Çiğdem Ülker’in Makedonya Anılarını topladığı kitabından aldığım alıntılar az da olsa, Ülkem Makedonya’da geçirdiği dört yıllık hatıralarını bir bölümüyle Siz değerli okurlarımı da bilgilendirmek istedim.
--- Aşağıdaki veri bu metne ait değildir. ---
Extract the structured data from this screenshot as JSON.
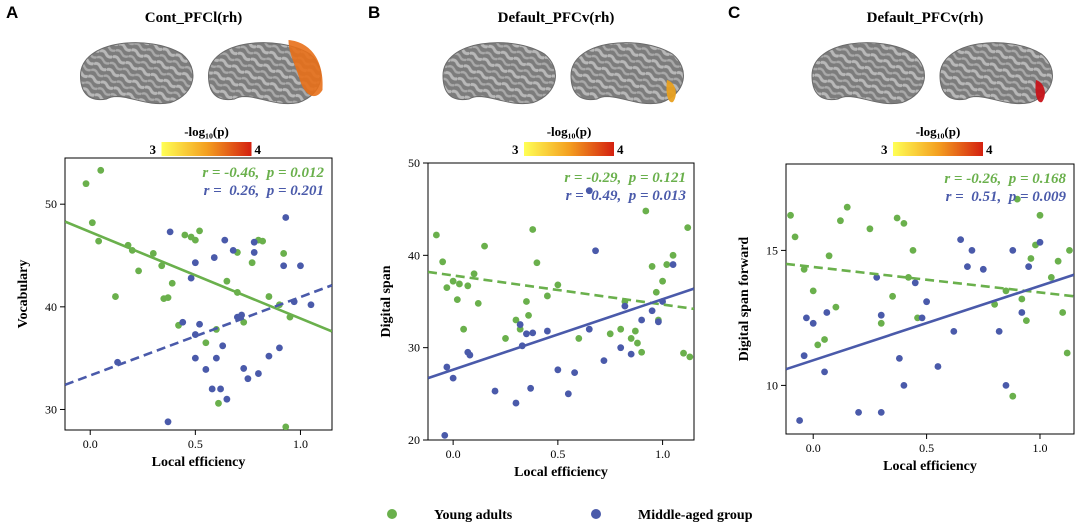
{
  "colors": {
    "young": "#6ab04c",
    "middle": "#4a5aaa"
  },
  "chart_data": [
    {
      "type": "scatter",
      "panel": "A",
      "title": "Cont_PFCl(rh)",
      "xlabel": "Local efficiency",
      "ylabel": "Vocabulary",
      "xlim": [
        -0.12,
        1.15
      ],
      "ylim": [
        28,
        54.5
      ],
      "xticks": [
        0.0,
        0.5,
        1.0
      ],
      "yticks": [
        30,
        40,
        50
      ],
      "colorbar": {
        "label": "-log₁₀(p)",
        "min": "3",
        "max": "4",
        "highlight": "lateral-pfc"
      },
      "series": [
        {
          "name": "Young adults",
          "color_key": "young",
          "stat": "r = -0.46,  p = 0.012",
          "fit": {
            "style": "solid",
            "x": [
              -0.12,
              1.15
            ],
            "y": [
              48.3,
              37.6
            ]
          },
          "points": [
            [
              -0.02,
              52
            ],
            [
              0.05,
              53.3
            ],
            [
              0.01,
              48.2
            ],
            [
              0.04,
              46.4
            ],
            [
              0.12,
              41
            ],
            [
              0.18,
              46
            ],
            [
              0.2,
              45.5
            ],
            [
              0.23,
              43.5
            ],
            [
              0.3,
              45.2
            ],
            [
              0.34,
              44
            ],
            [
              0.35,
              40.8
            ],
            [
              0.37,
              40.9
            ],
            [
              0.39,
              42.3
            ],
            [
              0.42,
              38.2
            ],
            [
              0.45,
              47
            ],
            [
              0.48,
              46.8
            ],
            [
              0.5,
              46.5
            ],
            [
              0.52,
              47.4
            ],
            [
              0.55,
              36.5
            ],
            [
              0.6,
              37.8
            ],
            [
              0.61,
              30.6
            ],
            [
              0.65,
              42.5
            ],
            [
              0.7,
              41.4
            ],
            [
              0.7,
              45.3
            ],
            [
              0.73,
              38.5
            ],
            [
              0.77,
              44.3
            ],
            [
              0.8,
              46.5
            ],
            [
              0.82,
              46.4
            ],
            [
              0.85,
              41
            ],
            [
              0.9,
              40.2
            ],
            [
              0.92,
              45.2
            ],
            [
              0.93,
              28.3
            ],
            [
              0.95,
              39
            ]
          ]
        },
        {
          "name": "Middle-aged group",
          "color_key": "middle",
          "stat": "r =  0.26,  p = 0.201",
          "fit": {
            "style": "dashed",
            "x": [
              -0.12,
              1.15
            ],
            "y": [
              32.4,
              42.1
            ]
          },
          "points": [
            [
              0.13,
              34.6
            ],
            [
              0.37,
              28.8
            ],
            [
              0.38,
              47.3
            ],
            [
              0.44,
              38.5
            ],
            [
              0.48,
              42.8
            ],
            [
              0.5,
              44.3
            ],
            [
              0.5,
              37.3
            ],
            [
              0.5,
              35
            ],
            [
              0.52,
              38.3
            ],
            [
              0.55,
              33.9
            ],
            [
              0.58,
              32
            ],
            [
              0.59,
              44.8
            ],
            [
              0.6,
              35
            ],
            [
              0.62,
              32
            ],
            [
              0.63,
              36.2
            ],
            [
              0.64,
              46.5
            ],
            [
              0.65,
              31
            ],
            [
              0.68,
              45.5
            ],
            [
              0.7,
              39
            ],
            [
              0.72,
              39.2
            ],
            [
              0.73,
              34
            ],
            [
              0.75,
              33
            ],
            [
              0.78,
              45.3
            ],
            [
              0.78,
              46.3
            ],
            [
              0.8,
              33.5
            ],
            [
              0.85,
              35.2
            ],
            [
              0.9,
              36
            ],
            [
              0.92,
              44
            ],
            [
              0.93,
              48.7
            ],
            [
              0.97,
              40.5
            ],
            [
              1.0,
              44
            ],
            [
              1.05,
              40.2
            ]
          ]
        }
      ]
    },
    {
      "type": "scatter",
      "panel": "B",
      "title": "Default_PFCv(rh)",
      "xlabel": "Local efficiency",
      "ylabel": "Digital span",
      "xlim": [
        -0.12,
        1.15
      ],
      "ylim": [
        20,
        50
      ],
      "xticks": [
        0.0,
        0.5,
        1.0
      ],
      "yticks": [
        20,
        30,
        40,
        50
      ],
      "colorbar": {
        "label": "-log₁₀(p)",
        "min": "3",
        "max": "4",
        "highlight": "ventral-pfc"
      },
      "series": [
        {
          "name": "Young adults",
          "color_key": "young",
          "stat": "r = -0.29,  p = 0.121",
          "fit": {
            "style": "dashed",
            "x": [
              -0.12,
              1.15
            ],
            "y": [
              38.2,
              34.2
            ]
          },
          "points": [
            [
              -0.08,
              42.2
            ],
            [
              -0.05,
              39.3
            ],
            [
              -0.03,
              36.5
            ],
            [
              0.0,
              37.2
            ],
            [
              0.02,
              35.2
            ],
            [
              0.03,
              36.9
            ],
            [
              0.05,
              32
            ],
            [
              0.07,
              36.7
            ],
            [
              0.1,
              38
            ],
            [
              0.12,
              34.8
            ],
            [
              0.15,
              41
            ],
            [
              0.25,
              31
            ],
            [
              0.3,
              33
            ],
            [
              0.32,
              32
            ],
            [
              0.35,
              35
            ],
            [
              0.36,
              33.5
            ],
            [
              0.38,
              42.8
            ],
            [
              0.4,
              39.2
            ],
            [
              0.45,
              35.6
            ],
            [
              0.5,
              36.8
            ],
            [
              0.6,
              31
            ],
            [
              0.75,
              31.5
            ],
            [
              0.8,
              32
            ],
            [
              0.82,
              35
            ],
            [
              0.85,
              31
            ],
            [
              0.87,
              31.8
            ],
            [
              0.88,
              30.5
            ],
            [
              0.9,
              29.5
            ],
            [
              0.92,
              44.8
            ],
            [
              0.95,
              38.8
            ],
            [
              0.97,
              36
            ],
            [
              0.98,
              33
            ],
            [
              1.0,
              37.2
            ],
            [
              1.02,
              39
            ],
            [
              1.05,
              40
            ],
            [
              1.1,
              29.4
            ],
            [
              1.12,
              43
            ],
            [
              1.13,
              29
            ]
          ]
        },
        {
          "name": "Middle-aged group",
          "color_key": "middle",
          "stat": "r =  0.49,  p = 0.013",
          "fit": {
            "style": "solid",
            "x": [
              -0.12,
              1.15
            ],
            "y": [
              26.7,
              36.4
            ]
          },
          "points": [
            [
              -0.04,
              20.5
            ],
            [
              -0.03,
              27.9
            ],
            [
              0.0,
              26.7
            ],
            [
              0.07,
              29.5
            ],
            [
              0.08,
              29.2
            ],
            [
              0.2,
              25.3
            ],
            [
              0.3,
              24
            ],
            [
              0.32,
              32.5
            ],
            [
              0.33,
              30.2
            ],
            [
              0.35,
              31.5
            ],
            [
              0.37,
              25.6
            ],
            [
              0.38,
              31.6
            ],
            [
              0.45,
              31.8
            ],
            [
              0.5,
              27.6
            ],
            [
              0.55,
              25
            ],
            [
              0.58,
              27.3
            ],
            [
              0.65,
              32
            ],
            [
              0.65,
              47
            ],
            [
              0.68,
              40.5
            ],
            [
              0.72,
              28.6
            ],
            [
              0.8,
              30
            ],
            [
              0.82,
              34.5
            ],
            [
              0.85,
              29.3
            ],
            [
              0.9,
              33
            ],
            [
              0.95,
              34
            ],
            [
              0.98,
              32.8
            ],
            [
              1.0,
              35
            ],
            [
              1.05,
              39
            ]
          ]
        }
      ]
    },
    {
      "type": "scatter",
      "panel": "C",
      "title": "Default_PFCv(rh)",
      "xlabel": "Local efficiency",
      "ylabel": "Digital span forward",
      "xlim": [
        -0.12,
        1.15
      ],
      "ylim": [
        8.2,
        18.2
      ],
      "xticks": [
        0.0,
        0.5,
        1.0
      ],
      "yticks": [
        10,
        15
      ],
      "colorbar": {
        "label": "-log₁₀(p)",
        "min": "3",
        "max": "4",
        "highlight": "ventral-pfc"
      },
      "series": [
        {
          "name": "Young adults",
          "color_key": "young",
          "stat": "r = -0.26,  p = 0.168",
          "fit": {
            "style": "dashed",
            "x": [
              -0.12,
              1.15
            ],
            "y": [
              14.5,
              13.3
            ]
          },
          "points": [
            [
              -0.1,
              16.3
            ],
            [
              -0.08,
              15.5
            ],
            [
              -0.04,
              14.3
            ],
            [
              0.0,
              13.5
            ],
            [
              0.02,
              11.5
            ],
            [
              0.05,
              11.7
            ],
            [
              0.07,
              14.8
            ],
            [
              0.1,
              12.9
            ],
            [
              0.12,
              16.1
            ],
            [
              0.15,
              16.6
            ],
            [
              0.25,
              15.8
            ],
            [
              0.3,
              12.3
            ],
            [
              0.35,
              13.3
            ],
            [
              0.37,
              16.2
            ],
            [
              0.4,
              16
            ],
            [
              0.42,
              14
            ],
            [
              0.44,
              15
            ],
            [
              0.46,
              12.5
            ],
            [
              0.8,
              13
            ],
            [
              0.85,
              13.5
            ],
            [
              0.88,
              9.6
            ],
            [
              0.9,
              16.9
            ],
            [
              0.92,
              13.2
            ],
            [
              0.94,
              12.4
            ],
            [
              0.96,
              14.7
            ],
            [
              0.98,
              15.2
            ],
            [
              1.0,
              16.3
            ],
            [
              1.05,
              14
            ],
            [
              1.08,
              14.6
            ],
            [
              1.1,
              12.7
            ],
            [
              1.12,
              11.2
            ],
            [
              1.13,
              15
            ]
          ]
        },
        {
          "name": "Middle-aged group",
          "color_key": "middle",
          "stat": "r =  0.51,  p = 0.009",
          "fit": {
            "style": "solid",
            "x": [
              -0.12,
              1.15
            ],
            "y": [
              10.6,
              14.1
            ]
          },
          "points": [
            [
              -0.06,
              8.7
            ],
            [
              -0.04,
              11.1
            ],
            [
              -0.03,
              12.5
            ],
            [
              0.0,
              12.3
            ],
            [
              0.05,
              10.5
            ],
            [
              0.06,
              12.7
            ],
            [
              0.2,
              9
            ],
            [
              0.28,
              14
            ],
            [
              0.3,
              9
            ],
            [
              0.3,
              12.6
            ],
            [
              0.38,
              11
            ],
            [
              0.4,
              10
            ],
            [
              0.45,
              13.8
            ],
            [
              0.48,
              12.5
            ],
            [
              0.5,
              13.1
            ],
            [
              0.55,
              10.7
            ],
            [
              0.62,
              12
            ],
            [
              0.65,
              15.4
            ],
            [
              0.68,
              14.4
            ],
            [
              0.7,
              15
            ],
            [
              0.75,
              14.3
            ],
            [
              0.82,
              12
            ],
            [
              0.85,
              10
            ],
            [
              0.88,
              15
            ],
            [
              0.92,
              12.7
            ],
            [
              0.95,
              14.4
            ],
            [
              1.0,
              15.3
            ]
          ]
        }
      ]
    }
  ],
  "legend": {
    "items": [
      {
        "label": "Young adults",
        "color_key": "young"
      },
      {
        "label": "Middle-aged group",
        "color_key": "middle"
      }
    ]
  }
}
Asla kitabının tanıtımını yapmıyorum, sadece ve sadece Memleketimizde geçirmiş olduğu dört yıllık bir dönem içerisinde nasıl da güzel anlar yaşadığını ve bu yaşadıklarını çok değerli kitabında topladığını anlatmak istedim…

Üsküp Kiril ve Metodiy Üniversitesinin Türk Dili ve edebiyatı Bölümde Türkiye Cumhuriyeti’nden çok değerli Hocalar geldi, hepsini de kendilerine özgü çalışmaları oldu. Güzel işler yapmaya gayret etti tüm gelen konuk Hocalar, ancak Çiğdem Ülker’in güzelim Türkçesiyle memleketimizin doğal güzelliklerini, insanını, tarihi eserlerinin anlatımını kitabında toplaması ve kitabının da yayınlanması ayrı bir değeri ortaya atmaktadır. Çiğdem Ülker yazımın girişinde de dediğim gibi  -MAKEDONLAR İÇİN TÜRKÇE- kitabını da yayınladı. Öyle ki Türkçemizi seven Makedonlar bu kitaptan da yararlanabilirler ki,  mutlaka güzelim Türkçemizi de öğrenen olmuştur…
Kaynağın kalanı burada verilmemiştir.